Consider the information given below
ΔH⁰/ kJmol-1
Enthalpy of lattice formation for CaF2 -2611
Enthalpy of hydration for Ca2+ ions -1650
Enthalpy of hydration for F- ions -506
Using the information given above, calculate the enthalpy of solution for CaF2
Reverse eqn 1(change sign of dH), add to eqn 2 and 2 x eqn 3.
To calculate the enthalpy of solution for CaF2, you need to consider the enthalpy of lattice formation and the enthalpies of hydration for both Ca2+ ions and F- ions.

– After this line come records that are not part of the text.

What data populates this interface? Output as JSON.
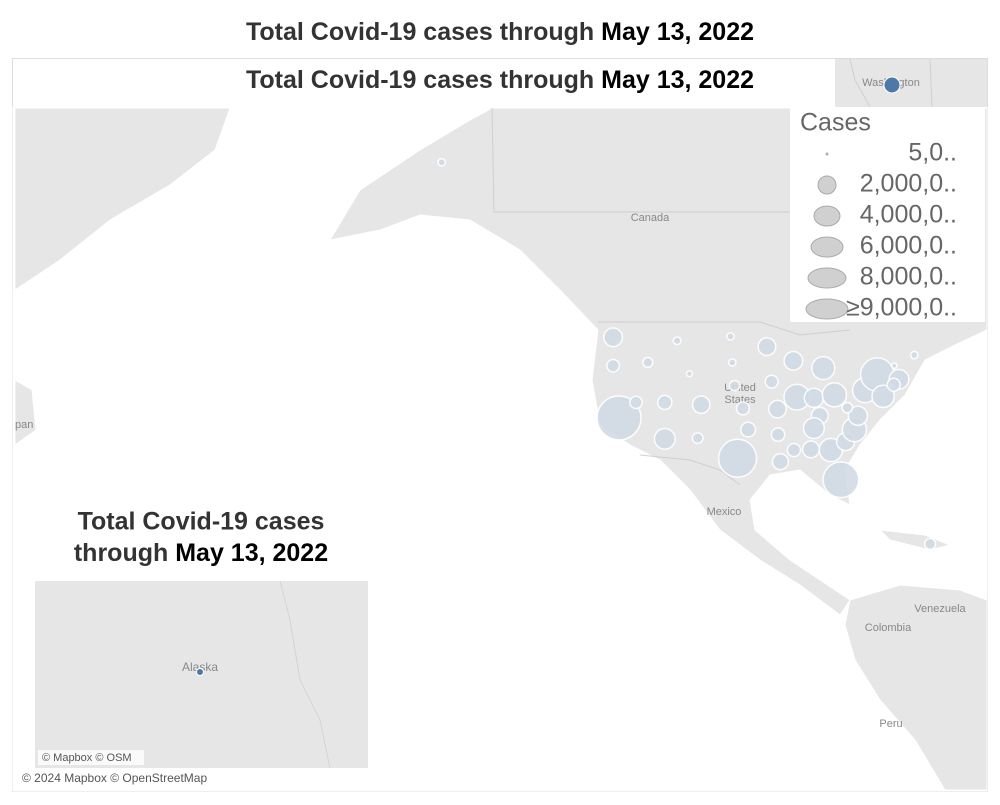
{
  "header": {
    "title_prefix": "Total Covid-19 cases through ",
    "title_date": "May 13, 2022"
  },
  "map": {
    "title_prefix": "Total Covid-19 cases through ",
    "title_date": "May 13, 2022",
    "labels": {
      "canada": "Canada",
      "united": "United",
      "states": "States",
      "mexico": "Mexico",
      "venezuela": "Venezuela",
      "colombia": "Colombia",
      "peru": "Peru",
      "japan": "pan"
    },
    "credit": "© 2024 Mapbox © OpenStreetMap",
    "bubbles": [
      {
        "lon": -120.5,
        "lat": 47.4,
        "cases": 1600000
      },
      {
        "lon": -120.5,
        "lat": 44,
        "cases": 720000
      },
      {
        "lon": -119.5,
        "lat": 37.2,
        "cases": 9000000
      },
      {
        "lon": -116.6,
        "lat": 39.3,
        "cases": 700000
      },
      {
        "lon": -114.6,
        "lat": 44.4,
        "cases": 450000
      },
      {
        "lon": -109.6,
        "lat": 47,
        "cases": 270000
      },
      {
        "lon": -107.5,
        "lat": 43,
        "cases": 160000
      },
      {
        "lon": -111.7,
        "lat": 39.3,
        "cases": 930000
      },
      {
        "lon": -111.7,
        "lat": 34.3,
        "cases": 2000000
      },
      {
        "lon": -105.5,
        "lat": 39,
        "cases": 1400000
      },
      {
        "lon": -106.1,
        "lat": 34.4,
        "cases": 520000
      },
      {
        "lon": -100.5,
        "lat": 47.5,
        "cases": 240000
      },
      {
        "lon": -100.2,
        "lat": 44.4,
        "cases": 240000
      },
      {
        "lon": -99.8,
        "lat": 41.5,
        "cases": 480000
      },
      {
        "lon": -98.4,
        "lat": 38.5,
        "cases": 770000
      },
      {
        "lon": -97.5,
        "lat": 35.6,
        "cases": 1000000
      },
      {
        "lon": -99.3,
        "lat": 31.5,
        "cases": 6700000
      },
      {
        "lon": -94.3,
        "lat": 46.3,
        "cases": 1450000
      },
      {
        "lon": -93.5,
        "lat": 42,
        "cases": 760000
      },
      {
        "lon": -92.5,
        "lat": 38.4,
        "cases": 1420000
      },
      {
        "lon": -92.4,
        "lat": 34.9,
        "cases": 830000
      },
      {
        "lon": -92,
        "lat": 31,
        "cases": 1170000
      },
      {
        "lon": -89.8,
        "lat": 44.6,
        "cases": 1600000
      },
      {
        "lon": -89.2,
        "lat": 40,
        "cases": 3100000
      },
      {
        "lon": -84.7,
        "lat": 43.7,
        "cases": 2450000
      },
      {
        "lon": -86.3,
        "lat": 39.9,
        "cases": 1700000
      },
      {
        "lon": -82.8,
        "lat": 40.3,
        "cases": 2700000
      },
      {
        "lon": -85.3,
        "lat": 37.5,
        "cases": 1320000
      },
      {
        "lon": -86.3,
        "lat": 35.8,
        "cases": 2000000
      },
      {
        "lon": -89.7,
        "lat": 32.7,
        "cases": 800000
      },
      {
        "lon": -86.8,
        "lat": 32.8,
        "cases": 1300000
      },
      {
        "lon": -83.4,
        "lat": 32.7,
        "cases": 2500000
      },
      {
        "lon": -81.7,
        "lat": 28.3,
        "cases": 5900000
      },
      {
        "lon": -80.9,
        "lat": 33.9,
        "cases": 1480000
      },
      {
        "lon": -79.4,
        "lat": 35.6,
        "cases": 2700000
      },
      {
        "lon": -78.8,
        "lat": 37.5,
        "cases": 1700000
      },
      {
        "lon": -80.6,
        "lat": 38.6,
        "cases": 500000
      },
      {
        "lon": -77.6,
        "lat": 40.9,
        "cases": 2850000
      },
      {
        "lon": -75.5,
        "lat": 42.9,
        "cases": 5200000
      },
      {
        "lon": -74.5,
        "lat": 40.1,
        "cases": 2300000
      },
      {
        "lon": -71.8,
        "lat": 42.3,
        "cases": 1800000
      },
      {
        "lon": -72.7,
        "lat": 41.6,
        "cases": 780000
      },
      {
        "lon": -72.6,
        "lat": 44,
        "cases": 130000
      },
      {
        "lon": -69.2,
        "lat": 45.3,
        "cases": 250000
      },
      {
        "lon": -149.7,
        "lat": 64,
        "cases": 250000
      },
      {
        "lon": -66.5,
        "lat": 18.2,
        "cases": 550000
      }
    ]
  },
  "legend": {
    "title": "Cases",
    "items": [
      "5,0..",
      "2,000,0..",
      "4,000,0..",
      "6,000,0..",
      "8,000,0..",
      "≥9,000,0.."
    ]
  },
  "washington_inset": {
    "label": "Washington"
  },
  "alaska_inset": {
    "title_line1": "Total Covid-19 cases",
    "title_line2_prefix": "through ",
    "title_date": "May 13, 2022",
    "label": "Alaska",
    "credit": "© Mapbox © OSM"
  }
}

The enthalpy of solution (ΔHsol) is given by the equation:
ΔHsol = ΔHlattice + ΔHhydration
Where:
ΔHsol is the enthalpy of solution
ΔHlattice is the enthalpy of lattice formation
ΔHhydration is the sum of the enthalpies of hydration for the ions involved
Given that:
ΔHlattice = -2611 kJ/mol
ΔHhydration (Ca2+) = -1650 kJ/mol
ΔHhydration (F-) = -506 kJ/mol
Substituting these values into the equation:
ΔHsol = -2611 + (-1650) + (-506)
ΔHsol = -2611 - 1650 - 506
ΔHsol = -4767 kJ/mol
Therefore, the enthalpy of solution for CaF2 is -4767 kJ/mol.